So that’s my main worry, is that we’ve become extremely good—as this entire discussion has really focused on—in weakening organizations, in taking down caliphates, in eliminating the Mr. Bigs, the leaders. We’re talking about a completely different phenomenon in the United States, that I don’t think we quite understand, that has become extremely partisan, which makes any unified approach or any agreement on how best to counter it extremely fraught. And I think what worries me the most is that, you know, we’re just a breath away from another tragedy like Oklahoma City that will be an absolute gamechanger.
Now, in 1995, that resulted in intense focus on the militia movement, FBI penetration of these groups, and their neutralization for another two decades, let’s say. I’m not so sure we could have that kind of nonpartisan, unified response to taking down this threat now, which also worries me. I think there’d be a lot of division. And after all, terrorists are always trying to provoke some reaction, to divide publics, to undermine confidence in elected leadership. I mean, enough of that is already occurring. But terrorists are seeking to even push that further. So I mean, we’re in a unique position where, as Katie and I have been discussing, we still have to worry about the threat of foreign terrorists, and it hasn’t gone away. But now we have this huge threat staring us that we still haven’t really come to grips with in this country and, I would argue, we still don’t fully understand.
YACOUBIAN: So I want to invite participants now to join the conversation, both of those of you in the room and those online, with your questions. It’s a reminder that this conversation, this event, is on the record. And I think what you can do is simply raise your hand. And we have folks with mics around the room if you have a question. And once you’re recognized, I would ask that you just state your name and affiliation.
So I see this gentleman right here is the first person I caught. Yes, please.
Q: Thanks so much—
YACOUBIAN: Just hang on one sec for the mic, because that way folks online can hear as well.
Q: All right. Thanks so much for sharing your perspective. I’m Jay Brooks. I’m in med school now up in New York, but before that I was in the Marines and spent most of my time in counterterrorism.
So my question is mostly on when success of counter terrorism that you’re talking about, advise, assist, and enable. And from my deployments, what I saw was the most success of how we could have leaders go into a meeting and say: We need the Iraqis to come out with this plan, but it can’t be our thought. It can’t be our plan, because if we fail then they’ll blame us, we’ll lose their partnership. So what leaders or what qualities of leaders did you see were most successful at going into those meetings and getting the Iraqis to plan or getting the partners to plan well? And how should the military screen for that and train for that, or the government, so that we can get more people like that?

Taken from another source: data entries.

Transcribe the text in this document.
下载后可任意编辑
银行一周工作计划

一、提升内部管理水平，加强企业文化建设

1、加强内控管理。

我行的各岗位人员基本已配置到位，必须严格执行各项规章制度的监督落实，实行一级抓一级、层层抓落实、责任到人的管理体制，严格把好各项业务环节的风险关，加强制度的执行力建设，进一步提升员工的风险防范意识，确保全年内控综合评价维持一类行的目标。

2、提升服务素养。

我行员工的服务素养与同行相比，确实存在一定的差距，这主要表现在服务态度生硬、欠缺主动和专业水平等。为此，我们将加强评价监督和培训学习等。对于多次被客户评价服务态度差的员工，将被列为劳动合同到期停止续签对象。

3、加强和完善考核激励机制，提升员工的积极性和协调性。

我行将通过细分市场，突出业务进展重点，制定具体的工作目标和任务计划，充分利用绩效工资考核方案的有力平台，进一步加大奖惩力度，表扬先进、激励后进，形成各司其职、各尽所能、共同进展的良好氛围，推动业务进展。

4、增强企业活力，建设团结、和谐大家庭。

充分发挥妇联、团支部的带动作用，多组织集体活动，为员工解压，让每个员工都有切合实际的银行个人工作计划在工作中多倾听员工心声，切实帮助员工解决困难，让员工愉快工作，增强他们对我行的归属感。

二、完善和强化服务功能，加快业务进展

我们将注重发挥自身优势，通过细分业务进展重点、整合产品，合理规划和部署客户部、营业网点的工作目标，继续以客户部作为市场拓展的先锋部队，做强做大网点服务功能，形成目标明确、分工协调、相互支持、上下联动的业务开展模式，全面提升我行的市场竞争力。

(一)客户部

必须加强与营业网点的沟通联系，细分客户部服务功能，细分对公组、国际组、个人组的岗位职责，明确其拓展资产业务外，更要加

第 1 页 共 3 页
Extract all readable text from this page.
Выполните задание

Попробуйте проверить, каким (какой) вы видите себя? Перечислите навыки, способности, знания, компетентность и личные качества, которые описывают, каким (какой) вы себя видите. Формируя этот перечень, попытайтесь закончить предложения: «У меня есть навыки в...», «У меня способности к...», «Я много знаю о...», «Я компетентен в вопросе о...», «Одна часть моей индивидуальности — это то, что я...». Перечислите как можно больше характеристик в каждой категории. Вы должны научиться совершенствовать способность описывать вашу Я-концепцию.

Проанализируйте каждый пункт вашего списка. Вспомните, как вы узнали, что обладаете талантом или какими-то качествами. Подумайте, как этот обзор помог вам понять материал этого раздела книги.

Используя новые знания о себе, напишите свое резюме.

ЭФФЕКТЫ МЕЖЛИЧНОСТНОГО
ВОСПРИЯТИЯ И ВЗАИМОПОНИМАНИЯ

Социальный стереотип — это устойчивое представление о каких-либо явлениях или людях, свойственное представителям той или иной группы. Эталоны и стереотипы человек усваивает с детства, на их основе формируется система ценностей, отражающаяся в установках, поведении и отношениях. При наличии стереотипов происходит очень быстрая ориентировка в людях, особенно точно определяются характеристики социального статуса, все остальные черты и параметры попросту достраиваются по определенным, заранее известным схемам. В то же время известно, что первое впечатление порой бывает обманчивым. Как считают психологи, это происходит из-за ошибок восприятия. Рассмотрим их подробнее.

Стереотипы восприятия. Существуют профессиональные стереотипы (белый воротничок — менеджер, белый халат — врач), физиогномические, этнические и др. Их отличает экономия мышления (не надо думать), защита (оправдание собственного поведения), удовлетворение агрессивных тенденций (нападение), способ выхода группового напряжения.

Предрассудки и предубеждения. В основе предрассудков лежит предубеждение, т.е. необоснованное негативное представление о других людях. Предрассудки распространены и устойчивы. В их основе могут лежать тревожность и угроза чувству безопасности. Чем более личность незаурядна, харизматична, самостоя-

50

YACOUBIAN: Who wants to take that?
ZIMMERMAN: I can start. You know, I can’t speak to the specific qualities of the successful U.S. leaders who can recognize fundamentally the politics of our counterterrorism games. This is our military officers who are also very much involved in local political development. We have a trope here that, you know, we divide the military and the use of force from politics and soft power. But as our soldiers and men and women on the ground know very well, they are the face of the United States in most places. And particularly, you know, our troops who are serving in Africa, where they’re—just because of the way that our foreign service has worked and our military service has worked, the most senior officials that most African leaders and officials meet are military officers.
The core challenge that I see today is less in screening for the qualities. There is a challenge that particular special forces have where because we have focused so much on breeding a kinetic capability, the counterterrorism raid, right, the door kickers, in our special forces, of course, the recruits have slanted away from what our special forces historically have done. So our FID, foreign internal development, developing internal forces so that we have partners forces on the ground. The challenge is that, as I believe Bruce mentioned, we’re looking to draw down our forces even more. We have the sense that we don’t need to put Americans in any type of harm’s way in order to achieve effects.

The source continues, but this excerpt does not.